In summary, when starting a business of any kind it’s critically important to choose the right market if you plan for impressive growth. In reflection, Kodak made absolutely the right choice to enter the film business in the late 1800’s and was certainly most successful for many decades. Also, Fannie Mae was one of the most profitable companies in the world when they were established in the late 1930’s to service the mortgage loan business and they, also, experienced quite prosperous times for many decades. And, while this might be a truly getting ahead of ourselves I ask you, is Splunk (and the Big Data market segment in general) the next Big Thing?

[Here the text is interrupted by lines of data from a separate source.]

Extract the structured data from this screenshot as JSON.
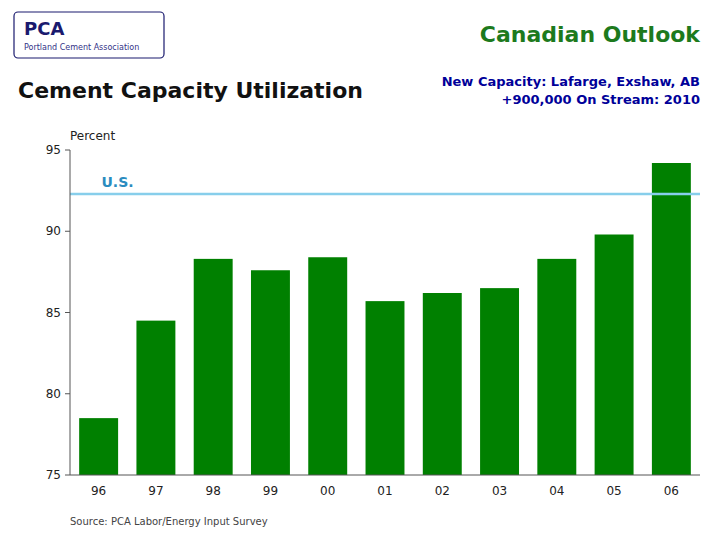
{
  "chart_data": {
    "type": "bar",
    "title": "Cement Capacity Utilization",
    "header": "Canadian Outlook",
    "logo": [
      "PCA",
      "Portland Cement Association"
    ],
    "subtitle": [
      "New Capacity: Lafarge, Exshaw, AB",
      "+900,000 On Stream: 2010"
    ],
    "y_label": "Percent",
    "source": "Source: PCA Labor/Energy Input Survey",
    "categories": [
      "96",
      "97",
      "98",
      "99",
      "00",
      "01",
      "02",
      "03",
      "04",
      "05",
      "06"
    ],
    "values": [
      78.5,
      84.5,
      88.3,
      87.6,
      88.4,
      85.7,
      86.2,
      86.5,
      88.3,
      89.8,
      94.2
    ],
    "color": "#008000",
    "ylim": [
      75,
      95
    ],
    "yticks": [
      75,
      80,
      85,
      90,
      95
    ],
    "grid": false,
    "annotations": [
      {
        "type": "hline",
        "value": 92.3,
        "label": "U.S.",
        "color": "#87CEEB"
      }
    ]
  }
}
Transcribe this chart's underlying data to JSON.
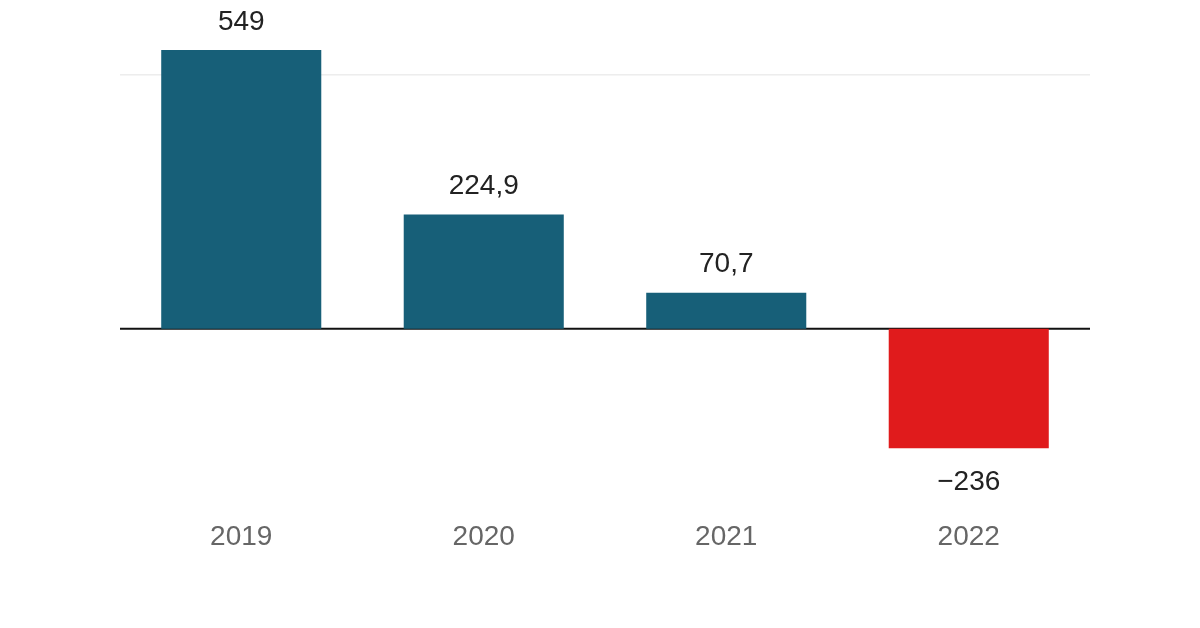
{
  "chart_data": {
    "type": "bar",
    "categories": [
      "2019",
      "2020",
      "2021",
      "2022"
    ],
    "values": [
      549,
      224.9,
      70.7,
      -236
    ],
    "colors": [
      "#175f78",
      "#175f78",
      "#175f78",
      "#e01b1c"
    ],
    "value_labels": [
      "549",
      "224,9",
      "70,7",
      "−236"
    ],
    "ylim": [
      -236,
      549
    ],
    "ref_lines": [
      {
        "axis": "y",
        "value": 500,
        "color": "#e3e3e3"
      },
      {
        "axis": "y",
        "value": 0,
        "color": "#111111"
      }
    ],
    "tick_labels": "x",
    "legend": false
  }
}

It looks as if ‘Big Blue’ (a.k.a. IBM) continues to make ‘Big Moves’ in big markets such as cloud computing and big data. The Companies’ fourth-quarter results were better than expected and Wall Street appears to like the direction and evolution of the Company.
Full article here:
The Company attributes the good financial results to their software businesses. “IBM beat Wall Street’s estimates in its fourth-quarter results, released after market close, boosted by strength in its software business.”
This transition from a focus on hardware, mainframes and computers has not simply happened overnight. Neither was it was not happenstance. The slow evolution to focus on software and services is still in its infancy, in my humble opinion, however the smart people at IBM are much further along than many other companies that are struggling to evolve their businesses. Take some of the most successful hardware companies of the past such as Hewlett-Packard and Dell in comparison, for example, and notice how they have fallen out-of-favor with customers and the investment community in general. HP is still debating whether or not to divest their personal computer business or not. Whereas, Dell is clearly trying to make the transition to higher margin software and services but their direction is not clear.
“We achieved record profit, earnings per share and free cash flow in 2012,” said IBM CEO Ginni Rometty in a statement released after market close. “Our performance in the fourth quarter and for the full year was driven by our strategic growth initiatives — growth markets, analytics, cloud computing, Smarter Planet solutions — which support our continued shift to higher-value businesses.”
While this seems promising for IBM in respect to their short-term financial strength it seems as though they are not being passive about their growth plans. They are aggressively going after high-growth, high-margin emerging market segments (including Big Data) and have been quite local about this as an important objective.
“Looking ahead, we continue to invest to deliver innovations for the enterprise in key areas such as big data, mobile solutions, social business and security, while expanding into new markets and reaching new clients,” added Rometty.
I find it humorous to hear all this buzz about big data, mobile and social. In particular I love when the nay-sayers discount these emerging markets as ‘hype’, or ‘a fad’ or ‘cannot monetize’. In fact, this incredible doubt by many people that these are viable markets for successful business was the whole purpose of creating BigDataIsAFad.com, CloudIsAFad.com and SaaSIsAFad.com.
If the likes of IBM, Google, Apple, HP, Amazon, Salesforce and others are investing billions and billions of dollars on these types of solutions, I have to think there is some legitimacy to these markets. Afterall, these companies all have enjoyed tremendous success at one time or the other.